Papst in Sorge über Gewalt im Sahel
„Mit Sorge habe ich die Nachrichten über die zunehmende Gewalt in der Sahelzone zur Kenntnis genommen, insbesondere im Tschad und in Mali, die von den jüngsten Terroranschlägen betroffen sind“, so das Kirchenoberhaupt. „Ich versichere den Opfern mein Gebet und allen Leidenden meine Verbundenheit. Ich wünsche mir, dass jede Form von Gewalt ein Ende findet, und unterstütze alle Bemühungen um Frieden und Entwicklung in dieser geliebten Region.“
Erst am Samstag hatte Papst Leo Mitglieder des Verwaltungsrats der Stiftung Johannes Paul II. für die Sahelzone in Audienz empfangen. Dabei kamen die komplexen Probleme des Sahel zur Sprache, wie Terrorismus, politische Instabilität, geopolitische Spannungen und die Auswirkungen des Klimawandels, die zu mehr Migration führen. Die Kernländer des Sahel sind Senegal, Mauretanien, Mali, Burkina Faso, Niger, Tschad und Sudan.

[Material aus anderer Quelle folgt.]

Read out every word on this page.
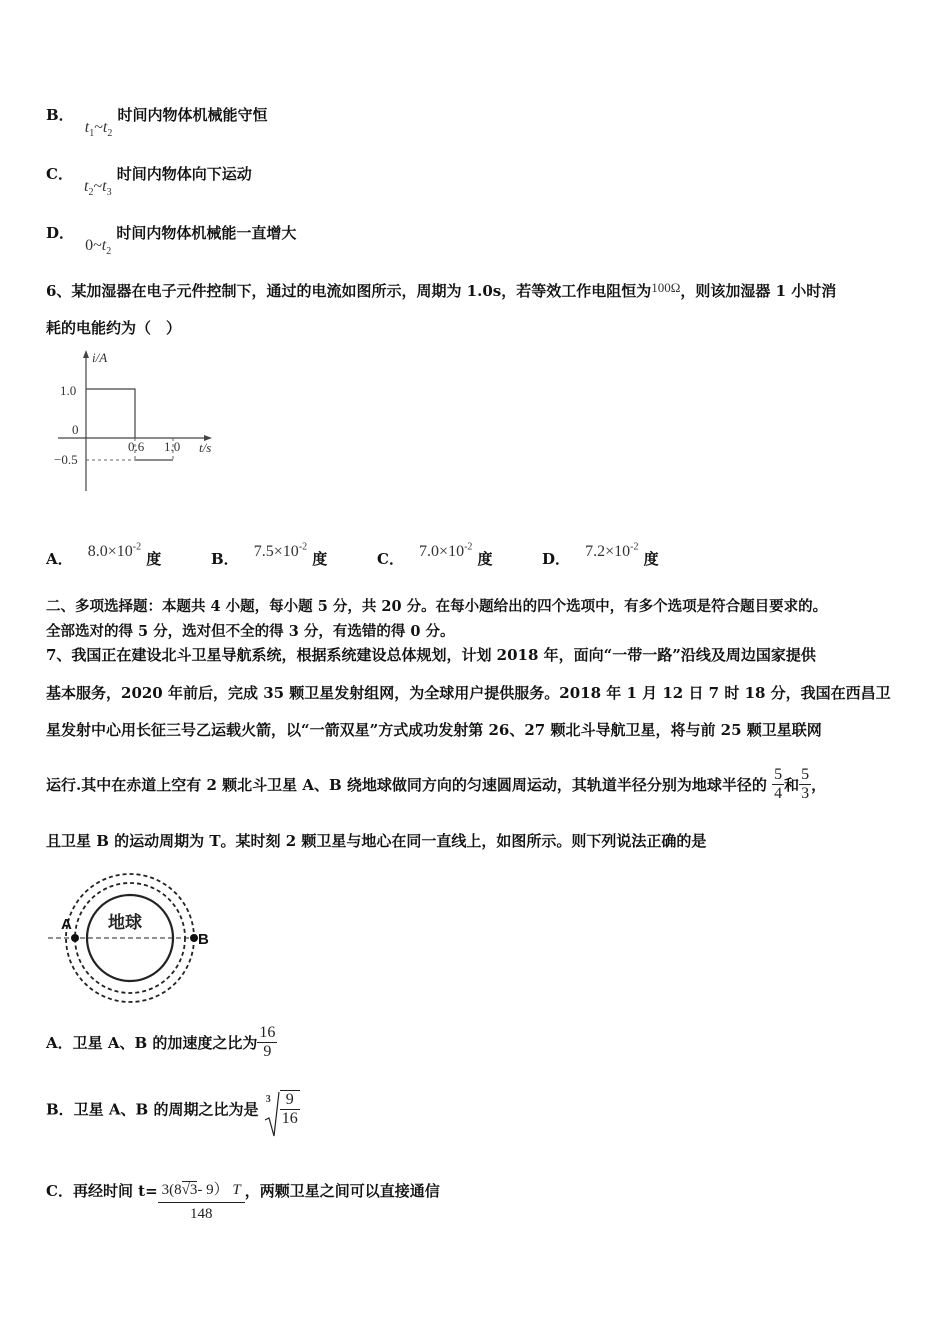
B． $t_1\sim t_2$ 时间内物体机械能守恒
C． $t_2\sim t_3$ 时间内物体向下运动
D． $0\sim t_2$ 时间内物体机械能一直增大
6、某加湿器在电子元件控制下，通过的电流如图所示，周期为 1.0s，若等效工作电阻恒为100Ω，则该加湿器 1 小时消
耗的电能约为（　）
i/A
t/s
1.0
0
−0.5
0.6 1.0
A． $8.0\times 10^{-2}$ 度	B． $7.5\times 10^{-2}$ 度	C． $7.0\times 10^{-2}$ 度	D． $7.2\times 10^{-2}$ 度
二、多项选择题：本题共 4 小题，每小题 5 分，共 20 分。在每小题给出的四个选项中，有多个选项是符合题目要求的。
全部选对的得 5 分，选对但不全的得 3 分，有选错的得 0 分。
7、我国正在建设北斗卫星导航系统，根据系统建设总体规划，计划 2018 年，面向“一带一路”沿线及周边国家提供
基本服务，2020 年前后，完成 35 颗卫星发射组网，为全球用户提供服务。2018 年 1 月 12 日 7 时 18 分，我国在西昌卫
星发射中心用长征三号乙运载火箭，以“一箭双星”方式成功发射第 26、27 颗北斗导航卫星，将与前 25 颗卫星联网
运行.其中在赤道上空有 2 颗北斗卫星 A、B 绕地球做同方向的匀速圆周运动，其轨道半径分别为地球半径的 $\frac{5}{4}$ 和 $\frac{5}{3}$ ，
且卫星 B 的运动周期为 T。某时刻 2 颗卫星与地心在同一直线上，如图所示。则下列说法正确的是
地球
A
B
A．卫星 A、B 的加速度之比为 $\frac{16}{9}$
B．卫星 A、B 的周期之比为是
$3 \frac{9}{16}$
C．再经时间 $t= \frac{3(8√3- 9) T}{148}$ ，两颗卫星之间可以直接通信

Ökumenischer Gruß an die orthodoxen Kopten
Darüber hinaus erinnerte der Papst beim Mittagsgebet an den „Tag der koptisch-katholischen Freundschaft“, der jährlich am 10. Mai begangen wird, und schloss in ökumenischer Verbundenheit einen „brüderlichen Gruß an Seine Heiligkeit Papst Tawadros II.“ an. Zudem versicherte er „der ganzen geliebten koptischen Kirche mein Gebet, in der Hoffnung, dass unser Weg der Freundschaft uns zur vollkommenen Einheit in Christus führt, der uns „Freunde“ genannt hat.“
Ein weiterer Gruß ging an die „Freiwilligen für die Evangelisierung“, die der Familie von Radio Maria verbunden sind und an die Freiwilligenorganisation „Komen Italia“, die sich für die Brustkrebs-Vorsorge einsetzt.